Is it all relative? How about happiness?


The other day I posted about the relationship between money, ambition, and happiness. I mentioned that comparing your income to others will likely lead to unhappiness. Let me give that dead horse a good whooping yet again:

This study uses a three-person gift-exchange game experiment to examine the impact of pay comparisons on effort behavior. We compare effort choices made in a treatment where coworkers’ wages are secret with effort choices made in two ‘public wages’ treatments. The two ‘public wages’ treatments differ in whether co-workers’ wages are chosen by an employer, or are fixed exogenously by the experimenter. We find that pay comparison information has an overall detrimental impact on effort choices: employees respond less favorably to the wage offers made by the employer when they receive information about the wage paid to the co-worker as compared to the case where co-workers’ wages are secret. These effects are particularly pronounced in the treatment where the level of the co-worker’s wage is fixed exogenously.

Source: “The Impact Of Pay Comparisons On Effort Behavior” from The Centre for Decision Research and Experimental Economics, School of Economics, University of Nottingham, Discussion Papers # 2010-03.

There’s a cold war era joke about the prevalent attitude in Soviet Russia: A farmer frees a genie from a lamp. The genie says I’ll grant you a wish. The farmer says, “I have two cows. My neighbor has four cows…” The genie cuts him off, “I get it. So you want me to grant you three cows.” The farmer replies, “No, I want you to kill three of his.

I think it was this episode of the always-excellent Radiolab that touched on the idea that we’re not naturally good at abstract math and that as babies we’re much better at relative evaluations of numbers.

From an evo-psych perspective this makes a lot of sense. For the first few thousand years of humanity, being able to deal with big numbers just wasn’t a terribly practical skill. Now comparing what you had to what someone else had in the social sphere was very useful…We’re naturally good at it and it provokes strong emotions; often negative ones, unless you’re the one on top.

But how long can you stay on top for?

This paper studies the effect of providing relative performance feedback information on individual performance and on individual affective response, when agents are rewarded according to their absolute performance. In a laboratory set-up, agents perform a real effort task and when receiving feedback, they are asked to rate their happiness, arousal and feeling of dominance. Control subjects learn only their absolute performance, while the treated subjects additionally learn the average performance in the session. Performance is 17 percent higher when relative performance feedback is provided. Furthermore, although feedback increases the performance independent of the content (i.e., performing above or below the average), the content is determinant for the affective response.
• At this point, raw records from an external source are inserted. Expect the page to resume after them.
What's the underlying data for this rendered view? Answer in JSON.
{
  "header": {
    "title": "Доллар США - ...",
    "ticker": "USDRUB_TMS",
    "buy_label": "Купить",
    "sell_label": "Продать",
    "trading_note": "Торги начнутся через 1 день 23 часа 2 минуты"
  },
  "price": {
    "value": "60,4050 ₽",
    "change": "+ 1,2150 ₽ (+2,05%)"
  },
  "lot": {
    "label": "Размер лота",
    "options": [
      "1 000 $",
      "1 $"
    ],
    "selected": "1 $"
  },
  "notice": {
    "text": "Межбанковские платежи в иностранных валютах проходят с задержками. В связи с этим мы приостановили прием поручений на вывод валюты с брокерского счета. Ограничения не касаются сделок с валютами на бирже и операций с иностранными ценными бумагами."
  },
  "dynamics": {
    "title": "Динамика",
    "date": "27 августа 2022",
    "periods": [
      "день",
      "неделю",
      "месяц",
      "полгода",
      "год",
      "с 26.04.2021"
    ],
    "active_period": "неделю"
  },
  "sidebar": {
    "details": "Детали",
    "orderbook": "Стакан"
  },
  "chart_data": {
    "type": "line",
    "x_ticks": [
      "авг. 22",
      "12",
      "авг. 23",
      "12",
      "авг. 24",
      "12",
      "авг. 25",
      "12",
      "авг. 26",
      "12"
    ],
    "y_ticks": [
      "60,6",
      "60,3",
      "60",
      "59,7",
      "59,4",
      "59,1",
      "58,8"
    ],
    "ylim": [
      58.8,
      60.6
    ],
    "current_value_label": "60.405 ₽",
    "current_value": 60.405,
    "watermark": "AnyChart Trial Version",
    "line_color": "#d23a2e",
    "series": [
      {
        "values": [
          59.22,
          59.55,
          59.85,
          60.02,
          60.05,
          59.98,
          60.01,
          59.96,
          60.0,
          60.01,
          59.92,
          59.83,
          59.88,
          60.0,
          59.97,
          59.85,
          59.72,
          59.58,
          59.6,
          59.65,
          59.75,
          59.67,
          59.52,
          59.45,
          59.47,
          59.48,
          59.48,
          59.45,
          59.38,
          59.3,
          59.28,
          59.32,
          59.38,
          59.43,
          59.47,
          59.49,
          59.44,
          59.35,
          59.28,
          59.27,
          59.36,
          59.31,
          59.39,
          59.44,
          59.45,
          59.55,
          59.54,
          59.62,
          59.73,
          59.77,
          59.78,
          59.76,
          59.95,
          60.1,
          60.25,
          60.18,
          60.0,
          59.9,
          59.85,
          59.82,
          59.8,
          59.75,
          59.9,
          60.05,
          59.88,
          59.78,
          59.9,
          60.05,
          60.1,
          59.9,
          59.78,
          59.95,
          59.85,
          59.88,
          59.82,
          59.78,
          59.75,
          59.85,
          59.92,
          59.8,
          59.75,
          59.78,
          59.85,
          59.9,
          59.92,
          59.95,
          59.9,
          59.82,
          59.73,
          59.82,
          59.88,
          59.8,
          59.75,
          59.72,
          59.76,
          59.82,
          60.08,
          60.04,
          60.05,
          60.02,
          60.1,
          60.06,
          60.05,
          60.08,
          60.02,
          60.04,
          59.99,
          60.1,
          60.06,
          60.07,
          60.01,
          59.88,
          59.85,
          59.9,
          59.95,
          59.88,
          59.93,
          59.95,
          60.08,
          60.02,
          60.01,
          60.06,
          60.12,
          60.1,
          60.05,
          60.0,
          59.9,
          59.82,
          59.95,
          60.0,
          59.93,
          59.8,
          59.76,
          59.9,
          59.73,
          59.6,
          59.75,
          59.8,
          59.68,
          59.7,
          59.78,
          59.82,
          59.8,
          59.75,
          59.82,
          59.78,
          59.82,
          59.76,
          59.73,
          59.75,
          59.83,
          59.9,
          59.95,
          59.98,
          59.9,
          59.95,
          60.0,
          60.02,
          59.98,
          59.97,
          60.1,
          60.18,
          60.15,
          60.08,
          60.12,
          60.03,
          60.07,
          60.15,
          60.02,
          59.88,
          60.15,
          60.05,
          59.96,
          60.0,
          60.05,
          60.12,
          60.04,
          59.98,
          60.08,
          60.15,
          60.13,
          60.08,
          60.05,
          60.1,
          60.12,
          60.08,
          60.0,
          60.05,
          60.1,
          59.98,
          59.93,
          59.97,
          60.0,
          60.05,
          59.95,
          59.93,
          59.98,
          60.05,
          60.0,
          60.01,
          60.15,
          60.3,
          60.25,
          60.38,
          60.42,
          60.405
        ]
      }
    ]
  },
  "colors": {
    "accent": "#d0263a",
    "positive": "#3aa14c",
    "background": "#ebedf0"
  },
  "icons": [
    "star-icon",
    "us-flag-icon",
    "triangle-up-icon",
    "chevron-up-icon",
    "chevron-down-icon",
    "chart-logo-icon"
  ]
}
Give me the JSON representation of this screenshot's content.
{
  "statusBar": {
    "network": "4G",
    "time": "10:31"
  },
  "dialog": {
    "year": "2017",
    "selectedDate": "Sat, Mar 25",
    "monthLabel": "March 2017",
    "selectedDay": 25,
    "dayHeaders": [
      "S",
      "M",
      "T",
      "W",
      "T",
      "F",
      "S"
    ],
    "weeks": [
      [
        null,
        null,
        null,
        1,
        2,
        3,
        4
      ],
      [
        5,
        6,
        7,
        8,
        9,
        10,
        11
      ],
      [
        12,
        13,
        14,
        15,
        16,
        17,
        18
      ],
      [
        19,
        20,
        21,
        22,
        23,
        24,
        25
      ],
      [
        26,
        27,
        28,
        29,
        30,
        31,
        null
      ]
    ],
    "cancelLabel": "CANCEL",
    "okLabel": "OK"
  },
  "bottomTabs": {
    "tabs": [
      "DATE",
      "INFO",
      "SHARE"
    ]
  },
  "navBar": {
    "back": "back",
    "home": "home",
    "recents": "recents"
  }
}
When subjects are treated, the inequality in the happiness and the feeling of dominance between those subjects performing above and below the average increases by 8 and 6 percentage points, respectively.

Source: “The Provision of Relative Performance Feedback Information: An Experimental Analysis of Performance and Happiness” from Department of Economics and Business, Universitat Pompeu Fabra, Economics Working Papers # 1216.

We’re naturally competitive. There will always be winners and losers. That isn’t going away. But does everything have to be a competition? No. So if you want to be happy, I’d suggest limiting the areas in which you compete. Otherwise you’re very likely to be unhappy and you’ll definitely be tired.

How do you win a nuclear war? Don’t play.